The Swan Hills Formation (Middle-Upper Devonian) of the Western Canada Basin is host to several NW-SE-trending gas fields developed in massive replacement dolostone. One of these, the Rosevear Field, contains two major dolostone trends along opposing margins of a marine channel that penetrates into a platform-reef complex. Dolostones consist predominantly of branching and bulbous strdmatoporoid floatstones and rudstones with well-developed moldic and vuggy porosity. Replacement dolomite is coarsely crystalline (100-600 μm), inclusion-rich, composed of euhedral through anhedral crystals and has a blotchy to homogeneous red cathodoluminescence. Geochemically, replacement dolomite is characterized by (i) nearly stoichiometric composition (50.1-51.1 mol% CaCO3), (ii) negative δ18O values (mean=-7.5‰, PDB) and (iii) variable 87Sr/86Sr ratios ranging from values similar to Late Devonian-Early Mississippian seawater (∼0.7082) to radiogenic compositions comparable to saddle dolomite cements (>0.7100).

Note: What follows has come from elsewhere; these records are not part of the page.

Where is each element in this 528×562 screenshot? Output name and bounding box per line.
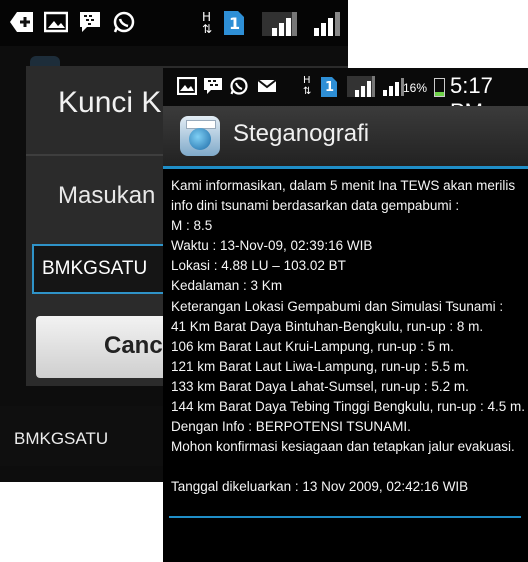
message-bottom-divider xyxy=(169,516,521,518)
message-line: 133 km Barat Daya Lahat-Sumsel, run-up :… xyxy=(171,378,469,394)
app-title: Steganografi xyxy=(233,120,370,147)
whatsapp-icon xyxy=(112,11,136,33)
message-line: 41 Km Barat Daya Bintuhan-Bengkulu, run-… xyxy=(171,318,484,334)
message-line xyxy=(171,457,524,477)
whatsapp-icon xyxy=(229,77,249,100)
app-action-bar: Steganografi xyxy=(163,106,528,166)
action-bar-divider xyxy=(163,166,528,169)
decoded-message: Kami informasikan, dalam 5 menit Ina TEW… xyxy=(171,176,525,498)
image-icon xyxy=(176,76,198,100)
bbm-icon xyxy=(203,77,223,100)
message-line: Mohon konfirmasi kesiagaan dan tetapkan … xyxy=(171,439,515,455)
signal-icon xyxy=(347,76,375,97)
message-line: 144 km Barat Daya Tebing Tinggi Bengkulu… xyxy=(171,399,525,415)
password-value: BMKGSATU xyxy=(42,258,148,279)
sim-number: 1 xyxy=(229,14,241,33)
sim-1-icon: 1 xyxy=(224,11,244,35)
footer-text: BMKGSATU xyxy=(14,429,109,448)
status-bar: H ⇅ 1 xyxy=(0,0,348,46)
image-icon xyxy=(43,11,69,33)
signal-icon xyxy=(308,12,342,36)
message-line: 106 km Barat Laut Krui-Lampung, run-up :… xyxy=(171,338,454,354)
message-line: Kedalaman : 3 Km xyxy=(171,278,283,294)
data-type-label: H xyxy=(202,10,212,24)
steganografi-app-icon[interactable] xyxy=(180,116,220,156)
sim-1-icon: 1 xyxy=(321,77,337,102)
signal-icon xyxy=(262,12,297,36)
message-line: info dini tsunami berdasarkan data gempa… xyxy=(171,198,460,214)
battery-charging-icon xyxy=(434,78,445,97)
status-bar: H⇅ 1 16% 5:17 PM xyxy=(163,68,528,124)
message-line: Waktu : 13-Nov-09, 02:39:16 WIB xyxy=(171,238,373,254)
message-line: Kami informasikan, dalam 5 menit Ina TEW… xyxy=(171,178,516,193)
signal-icon xyxy=(381,78,405,96)
bbm-icon xyxy=(78,11,102,33)
message-line: Dengan Info : BERPOTENSI TSUNAMI. xyxy=(171,419,411,435)
dialog-title: Kunci K xyxy=(58,86,162,119)
data-arrows-icon: H ⇅ xyxy=(202,10,213,36)
data-arrows-icon: H ⇅ xyxy=(303,75,312,97)
sim-number: 1 xyxy=(325,80,335,95)
message-line: Keterangan Lokasi Gempabumi dan Simulasi… xyxy=(171,298,504,314)
cancel-button-label: Canc xyxy=(104,332,163,359)
add-icon xyxy=(10,11,34,33)
front-phone-screen: H⇅ 1 16% 5:17 PM Steganografi Kami infor… xyxy=(163,68,528,562)
message-line: Tanggal dikeluarkan : 13 Nov 2009, 02:42… xyxy=(171,479,469,495)
data-type-label: H xyxy=(303,75,311,86)
mail-icon xyxy=(257,77,277,100)
message-line: Lokasi : 4.88 LU – 103.02 BT xyxy=(171,258,346,274)
dialog-message: Masukan xyxy=(58,182,156,209)
message-line: M : 8.5 xyxy=(171,218,213,234)
message-line: 121 km Barat Laut Liwa-Lampung, run-up :… xyxy=(171,358,469,374)
battery-percent: 16% xyxy=(403,81,428,95)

Dolomitization began after widespread precipitation of early, equant calcite spar and after the onset of pressure solution, implying that replacement dolomite formed in a burial environment. Oxygen isotope data suggest that dolomite formed at 35-75°C, temperatures reached during burial in Late Devonian through Jurassic time, at minimum depths of 450 m. The linear NW-SE orientation of most dolomite fields in the Swan Hills Formation is suggestive of fault control on fluid circulation. Two models are proposed for fault-controlled circulation of dolomitizing fluids at the Rosevear Field. In the first, compaction-driven, updip fluid migration occurred in response to basin tilting commencing in the Late Palaeozoic. Deep basinal fluids migrating updip were focused into channel-margin sediments along fault conduits. The second model calls upon fault-controlled convective circulation of (i) warm Devonian-Mississippian seawater or (ii) Middle Devonian residual evaporitic brines.

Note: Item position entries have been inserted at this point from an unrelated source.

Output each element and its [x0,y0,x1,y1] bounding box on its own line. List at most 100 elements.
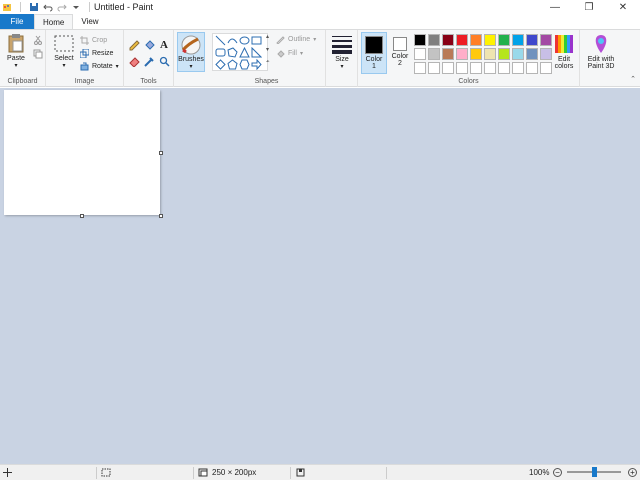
restore-button[interactable]: ❐ [572,0,606,14]
color1-button[interactable]: Color 1 [361,32,387,74]
collapse-ribbon-icon[interactable]: ⌃ [630,75,636,83]
polygon-shape-icon[interactable] [227,47,238,58]
outline-button[interactable]: Outline ▾ [276,35,316,44]
shapes-scroll-up-icon[interactable]: ▴ [266,33,269,40]
rectangle-shape-icon[interactable] [251,35,262,46]
resize-handle-bottom[interactable] [80,214,84,218]
pentagon-shape-icon[interactable] [227,59,238,70]
arrow-shape-icon[interactable] [251,59,262,70]
curve-shape-icon[interactable] [227,35,238,46]
palette-swatch[interactable] [540,48,552,60]
palette-swatch[interactable] [470,48,482,60]
palette-swatch[interactable] [484,62,496,74]
text-tool-icon[interactable]: A [158,39,170,51]
palette-swatch[interactable] [498,34,510,46]
oval-shape-icon[interactable] [239,35,250,46]
shapes-expand-icon[interactable]: ⩡ [266,59,269,66]
redo-icon[interactable] [57,2,67,12]
shapes-scroll-down-icon[interactable]: ▾ [266,46,269,53]
save-icon[interactable] [29,2,39,12]
palette-swatch[interactable] [484,48,496,60]
shapes-gallery [212,33,268,71]
minimize-button[interactable]: — [538,0,572,14]
triangle-shape-icon[interactable] [239,47,250,58]
line-shape-icon[interactable] [215,35,226,46]
color-picker-icon[interactable] [143,55,155,67]
palette-swatch[interactable] [414,34,426,46]
palette-swatch[interactable] [540,62,552,74]
canvas-workspace[interactable] [0,88,640,464]
palette-swatch[interactable] [414,62,426,74]
crop-button[interactable]: Crop [80,36,107,45]
paste-button[interactable]: Paste ▾ [4,33,28,69]
resize-handle-corner[interactable] [159,214,163,218]
undo-icon[interactable] [43,2,53,12]
outline-icon [276,36,285,44]
palette-swatch[interactable] [470,34,482,46]
clipboard-group: Paste ▾ Clipboard [0,30,46,87]
pencil-icon[interactable] [128,39,140,51]
tab-file[interactable]: File [0,14,34,29]
palette-swatch[interactable] [512,62,524,74]
right-triangle-shape-icon[interactable] [251,47,262,58]
palette-swatch[interactable] [456,34,468,46]
diamond-shape-icon[interactable] [215,59,226,70]
palette-swatch[interactable] [512,48,524,60]
edit-with-paint3d-button[interactable]: Edit with Paint 3D [582,34,620,70]
palette-swatch[interactable] [526,62,538,74]
close-button[interactable]: ✕ [606,0,640,14]
brushes-button[interactable]: Brushes ▾ [177,32,205,72]
palette-swatch[interactable] [526,48,538,60]
eraser-icon[interactable] [128,55,140,67]
color1-swatch [365,36,383,54]
palette-swatch[interactable] [498,48,510,60]
zoom-in-button[interactable]: + [628,465,637,480]
palette-swatch[interactable] [470,62,482,74]
fill-button[interactable]: Fill ▾ [276,49,303,58]
color2-button[interactable]: Color 2 [387,32,413,74]
clipboard-group-label: Clipboard [7,78,38,85]
magnifier-icon[interactable] [158,55,170,67]
resize-button[interactable]: Resize [80,49,113,58]
select-icon [54,35,74,52]
tab-home[interactable]: Home [34,14,74,29]
palette-swatch[interactable] [484,34,496,46]
customize-dropdown-icon[interactable] [71,2,81,12]
palette-swatch[interactable] [526,34,538,46]
copy-icon[interactable] [32,48,44,60]
zoom-out-button[interactable]: − [553,465,562,480]
paint-app-icon [2,2,12,12]
window-title: Untitled - Paint [94,2,154,12]
paste-label: Paste [7,55,25,62]
outline-label: Outline [288,36,311,43]
cut-icon[interactable] [32,34,44,46]
divider [20,2,21,12]
palette-swatch[interactable] [512,34,524,46]
palette-swatch[interactable] [414,48,426,60]
hexagon-shape-icon[interactable] [239,59,250,70]
image-group-label: Image [74,78,95,85]
select-button[interactable]: Select ▾ [52,35,76,69]
palette-swatch[interactable] [498,62,510,74]
fill-icon [277,50,285,58]
palette-swatch[interactable] [442,62,454,74]
edit-colors-button[interactable]: Edit colors [551,34,577,70]
palette-swatch[interactable] [428,34,440,46]
palette-swatch[interactable] [456,62,468,74]
tab-view[interactable]: View [73,14,106,29]
chevron-down-icon: ▾ [62,63,66,69]
palette-swatch[interactable] [456,48,468,60]
zoom-slider-thumb[interactable] [592,467,597,477]
palette-swatch[interactable] [442,34,454,46]
image-group: Select ▾ Crop Resize Rotate ▾ Image [46,30,124,87]
rotate-button[interactable]: Rotate ▾ [80,62,119,71]
rounded-rectangle-shape-icon[interactable] [215,47,226,58]
palette-swatch[interactable] [540,34,552,46]
palette-swatch[interactable] [428,48,440,60]
fill-bucket-icon[interactable] [143,39,155,51]
palette-swatch[interactable] [442,48,454,60]
size-button[interactable]: Size ▾ [330,34,354,70]
drawing-canvas[interactable] [4,90,160,215]
palette-swatch[interactable] [428,62,440,74]
resize-handle-right[interactable] [159,151,163,155]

The overlap in 87Sr/86Sr and δ18O compositions, and similar cathodoluminescence properties between replacement and saddle dolomites provide evidence for neomorphism of some replacement dolomite. Quantitative modelling of Sr and O isotopes and Sr abundances suggests partial equilibration of some replacement dolomite with hot radiogenic brines derived during deep burial of the Swan Hills Formation in the Late Cretaceous-Palaeocene. Interaction of replacement dolomite with deep brines led to enrichment in 87Sr while leaving δ18O similar to pre-neomorphism values.